All of which makes a biography of George Steinbrenner by Bill Madden, which has just hit the stalls, the more compelling.  It is, I believe, a decidedly important baseball book.

Bill Madden is the man to tell it. He has covered the Yankees for more than 30 years, first as a relentless wireman for United Press International, then as the lead baseball writer and, in recent years, as a columnist for the New York Daily News, which is near omniscient on this subject.

Madden is a superior reporter from the old school. In his press box, there is no cheering. He knows everybody and he keeps dang good notes. He has seen it all and is hard to impress. Most important, he knows “The Boss” probably better than anyone on our side of the fence. He writes clearly and evenly without belaboring style. He is, you might say, a New York version of the legendary Boston sporting scribe Willie McDonough. That doesn’t make him infallible but it does make him someone who has the skills and authority to write this book.
And he has done it well. This is not a review. I’ll leave that to those who have been charged with that responsibility and it’s one that anyone who has labored on the writing of a book will never take lightly. It is only my opinion that I am here to share and I shall tell you I think this is a fine rendering of a very complex tale.
Above all, Steinbrenner: The Last Lion of Baseball is a triumph of fine reporting.

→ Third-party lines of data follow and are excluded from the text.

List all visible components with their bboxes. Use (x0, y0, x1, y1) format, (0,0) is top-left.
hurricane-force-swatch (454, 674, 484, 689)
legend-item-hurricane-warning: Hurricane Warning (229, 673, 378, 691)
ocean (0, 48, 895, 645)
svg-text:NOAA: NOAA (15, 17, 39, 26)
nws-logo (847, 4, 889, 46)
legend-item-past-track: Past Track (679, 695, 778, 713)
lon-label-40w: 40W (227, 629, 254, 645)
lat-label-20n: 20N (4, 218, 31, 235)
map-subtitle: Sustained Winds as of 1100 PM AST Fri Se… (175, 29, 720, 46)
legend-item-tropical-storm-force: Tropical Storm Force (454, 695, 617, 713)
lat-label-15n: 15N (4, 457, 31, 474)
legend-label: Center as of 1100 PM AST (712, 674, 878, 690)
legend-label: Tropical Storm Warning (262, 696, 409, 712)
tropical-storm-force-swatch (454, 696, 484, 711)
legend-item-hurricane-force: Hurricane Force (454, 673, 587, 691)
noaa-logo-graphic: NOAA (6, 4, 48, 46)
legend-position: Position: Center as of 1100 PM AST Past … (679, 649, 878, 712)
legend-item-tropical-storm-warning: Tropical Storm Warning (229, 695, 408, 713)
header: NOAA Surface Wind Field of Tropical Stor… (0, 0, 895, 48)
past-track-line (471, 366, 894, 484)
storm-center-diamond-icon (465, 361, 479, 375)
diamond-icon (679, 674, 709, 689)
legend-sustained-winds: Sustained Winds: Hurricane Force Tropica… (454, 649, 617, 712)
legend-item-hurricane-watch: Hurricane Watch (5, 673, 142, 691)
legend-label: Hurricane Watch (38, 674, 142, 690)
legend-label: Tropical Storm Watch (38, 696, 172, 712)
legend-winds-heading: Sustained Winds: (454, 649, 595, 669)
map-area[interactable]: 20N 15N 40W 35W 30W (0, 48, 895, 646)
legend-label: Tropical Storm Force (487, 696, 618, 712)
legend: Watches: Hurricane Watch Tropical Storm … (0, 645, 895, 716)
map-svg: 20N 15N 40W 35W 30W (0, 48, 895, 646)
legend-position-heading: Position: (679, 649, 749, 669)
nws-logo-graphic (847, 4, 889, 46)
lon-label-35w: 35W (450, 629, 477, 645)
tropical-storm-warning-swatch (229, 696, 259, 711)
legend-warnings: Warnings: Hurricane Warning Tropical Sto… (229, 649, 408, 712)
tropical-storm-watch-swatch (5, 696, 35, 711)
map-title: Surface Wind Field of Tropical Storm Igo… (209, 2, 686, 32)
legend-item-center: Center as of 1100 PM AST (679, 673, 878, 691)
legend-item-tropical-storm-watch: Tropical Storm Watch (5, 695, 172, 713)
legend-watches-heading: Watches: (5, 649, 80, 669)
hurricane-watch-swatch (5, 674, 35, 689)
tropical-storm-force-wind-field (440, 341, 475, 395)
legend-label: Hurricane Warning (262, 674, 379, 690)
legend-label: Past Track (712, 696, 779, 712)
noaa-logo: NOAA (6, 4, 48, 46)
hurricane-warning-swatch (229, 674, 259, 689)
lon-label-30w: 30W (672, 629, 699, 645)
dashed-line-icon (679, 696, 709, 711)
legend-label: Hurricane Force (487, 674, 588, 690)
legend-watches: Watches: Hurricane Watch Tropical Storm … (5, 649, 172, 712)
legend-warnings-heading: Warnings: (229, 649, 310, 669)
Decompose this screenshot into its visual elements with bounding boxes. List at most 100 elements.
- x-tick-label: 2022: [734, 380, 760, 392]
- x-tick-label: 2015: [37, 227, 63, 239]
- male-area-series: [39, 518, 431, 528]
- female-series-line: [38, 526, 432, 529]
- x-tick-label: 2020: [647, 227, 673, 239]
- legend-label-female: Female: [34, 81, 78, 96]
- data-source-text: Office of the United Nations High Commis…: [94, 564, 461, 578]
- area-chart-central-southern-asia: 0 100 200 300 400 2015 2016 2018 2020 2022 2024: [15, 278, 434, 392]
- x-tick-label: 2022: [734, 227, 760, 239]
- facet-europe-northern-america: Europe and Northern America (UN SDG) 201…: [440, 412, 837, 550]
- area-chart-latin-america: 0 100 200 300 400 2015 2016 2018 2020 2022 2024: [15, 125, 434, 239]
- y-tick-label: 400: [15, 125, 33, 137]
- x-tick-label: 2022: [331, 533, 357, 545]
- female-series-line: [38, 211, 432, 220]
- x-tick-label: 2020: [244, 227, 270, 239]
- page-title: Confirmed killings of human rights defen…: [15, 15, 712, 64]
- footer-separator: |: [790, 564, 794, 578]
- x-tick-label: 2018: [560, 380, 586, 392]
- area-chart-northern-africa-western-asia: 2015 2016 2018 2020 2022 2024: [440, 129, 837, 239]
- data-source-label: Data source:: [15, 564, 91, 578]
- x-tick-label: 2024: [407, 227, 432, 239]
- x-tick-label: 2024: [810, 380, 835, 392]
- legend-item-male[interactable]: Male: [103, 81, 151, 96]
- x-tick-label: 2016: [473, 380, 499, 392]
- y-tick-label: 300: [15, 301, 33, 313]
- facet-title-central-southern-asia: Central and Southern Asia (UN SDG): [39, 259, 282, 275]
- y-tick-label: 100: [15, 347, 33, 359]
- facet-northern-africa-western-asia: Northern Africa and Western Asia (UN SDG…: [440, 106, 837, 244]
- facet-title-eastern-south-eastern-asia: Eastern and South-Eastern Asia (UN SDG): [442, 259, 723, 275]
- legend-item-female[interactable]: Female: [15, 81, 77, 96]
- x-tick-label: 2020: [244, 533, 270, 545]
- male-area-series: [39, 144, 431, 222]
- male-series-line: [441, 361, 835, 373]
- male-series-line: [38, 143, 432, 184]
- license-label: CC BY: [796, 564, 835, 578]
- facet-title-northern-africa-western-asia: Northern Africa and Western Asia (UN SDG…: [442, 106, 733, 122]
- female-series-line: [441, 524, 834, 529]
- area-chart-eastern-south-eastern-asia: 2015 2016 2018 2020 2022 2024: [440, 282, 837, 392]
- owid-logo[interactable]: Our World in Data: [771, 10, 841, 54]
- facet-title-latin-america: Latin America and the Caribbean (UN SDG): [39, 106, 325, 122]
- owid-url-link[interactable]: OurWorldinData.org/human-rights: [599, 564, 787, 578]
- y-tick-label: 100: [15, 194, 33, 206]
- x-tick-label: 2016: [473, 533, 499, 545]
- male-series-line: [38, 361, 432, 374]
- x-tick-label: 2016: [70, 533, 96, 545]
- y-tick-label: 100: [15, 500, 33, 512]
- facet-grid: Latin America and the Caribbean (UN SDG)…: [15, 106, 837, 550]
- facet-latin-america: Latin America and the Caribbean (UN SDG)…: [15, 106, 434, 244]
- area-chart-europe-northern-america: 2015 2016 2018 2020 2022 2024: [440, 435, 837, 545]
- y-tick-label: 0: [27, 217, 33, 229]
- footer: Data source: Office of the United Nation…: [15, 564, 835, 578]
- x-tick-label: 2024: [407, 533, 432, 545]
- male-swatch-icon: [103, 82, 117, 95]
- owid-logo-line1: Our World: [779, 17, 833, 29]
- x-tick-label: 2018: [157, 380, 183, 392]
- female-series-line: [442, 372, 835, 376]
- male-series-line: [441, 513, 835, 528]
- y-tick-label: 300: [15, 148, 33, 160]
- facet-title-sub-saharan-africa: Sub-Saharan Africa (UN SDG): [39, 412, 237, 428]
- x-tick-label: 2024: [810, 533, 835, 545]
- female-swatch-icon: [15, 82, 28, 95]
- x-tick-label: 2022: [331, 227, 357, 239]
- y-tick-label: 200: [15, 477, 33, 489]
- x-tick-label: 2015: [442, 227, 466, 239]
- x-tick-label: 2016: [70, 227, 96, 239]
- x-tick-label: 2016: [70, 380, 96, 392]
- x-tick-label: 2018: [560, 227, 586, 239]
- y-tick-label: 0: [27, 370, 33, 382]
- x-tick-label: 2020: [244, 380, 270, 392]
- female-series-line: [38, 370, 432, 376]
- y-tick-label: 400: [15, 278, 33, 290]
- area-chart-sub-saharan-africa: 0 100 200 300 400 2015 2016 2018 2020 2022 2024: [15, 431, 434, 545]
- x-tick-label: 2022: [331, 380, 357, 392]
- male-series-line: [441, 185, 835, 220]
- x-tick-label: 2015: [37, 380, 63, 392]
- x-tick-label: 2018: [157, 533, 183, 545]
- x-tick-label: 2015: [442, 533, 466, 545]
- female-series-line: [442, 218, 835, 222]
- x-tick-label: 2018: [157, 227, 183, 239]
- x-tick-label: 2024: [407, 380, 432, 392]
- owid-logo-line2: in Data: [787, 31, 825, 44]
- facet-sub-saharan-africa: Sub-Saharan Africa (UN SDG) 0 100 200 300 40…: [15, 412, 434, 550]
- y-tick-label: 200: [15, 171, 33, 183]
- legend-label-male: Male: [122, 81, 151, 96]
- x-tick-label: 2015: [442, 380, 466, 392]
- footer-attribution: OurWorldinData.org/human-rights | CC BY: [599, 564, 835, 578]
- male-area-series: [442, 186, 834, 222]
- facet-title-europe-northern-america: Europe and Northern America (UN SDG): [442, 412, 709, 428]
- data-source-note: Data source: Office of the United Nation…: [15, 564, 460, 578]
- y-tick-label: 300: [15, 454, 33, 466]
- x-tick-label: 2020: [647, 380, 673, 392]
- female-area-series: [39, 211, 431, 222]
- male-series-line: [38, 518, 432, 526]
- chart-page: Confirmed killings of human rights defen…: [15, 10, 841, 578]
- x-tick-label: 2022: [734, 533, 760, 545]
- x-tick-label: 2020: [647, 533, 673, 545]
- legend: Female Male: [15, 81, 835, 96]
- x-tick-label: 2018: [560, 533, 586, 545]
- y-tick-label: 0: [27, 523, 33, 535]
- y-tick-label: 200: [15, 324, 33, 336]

Madden has re-traced all the controversies, chasing down details that have become frayed, even lost, over the years. Madden says he conducted 150 interviews with all the key characters. More important, he actually got them to talk. This is not some painstaking probe of the very depths of the clip-files spiced with personal memories and charming anecdotes. This stuff is fresh and meaty and, I believe, will prove to be definitive.

What evolves is an extraordinary profile of a deeply torn and troubled man capable equally of acts of greatness and sham, tenderness and cruelty, immensely moving generosity alongside the most trivial of spite. They are contradictions that seem to have haunted him every day of his life, leaving you to wonder if it is right to loathe the man when he is equally deserving of pity. At times it all borders on the ludicrous.

Madden smartly avoids playing the role of pop-shrink, the quicksand too many writers don’t have the good sense to shy from these days. He leaves the conclusions to people more qualified to draw them. But he piles up the evidence to heights that can only be termed monumental. And it makes quite a story.

Indisputably, as Madden asserts, George is the most controversial owner in baseball history, although much of the furor has been about silly stuff of little lasting import however outrageous, even infuriating it might briefly have seemed. George’s capacity for being a nuisance should never be minimized. It’s all that nonsense that has mainly kept him riding high on the back pages of New York’s tabloids over the last four decades and that has tended to minimize his actual importance, which has been huge. He’s dominant in the history of the modern game. He’s the man that turned a personal investment of $168,000 into a $1.6 billion gem. He is unquestionably The Last Lion.

Doesn’t all that qualify him for Baseball’s Hall of Fame? But of course! Madden ducks that question by merely noting that George’s peers could have nominated him on the last two executive ballots of the Veteran’s Committee but took pains to make sure it didn’t happen. Even at the end of the line he’s still too hot for them, so they’ll wait until he’s departed, then they’ll put him in with much bogus fanfare because that’s their style.

You can say this much for George. That sort of craven pussyfooting wasn’t his style.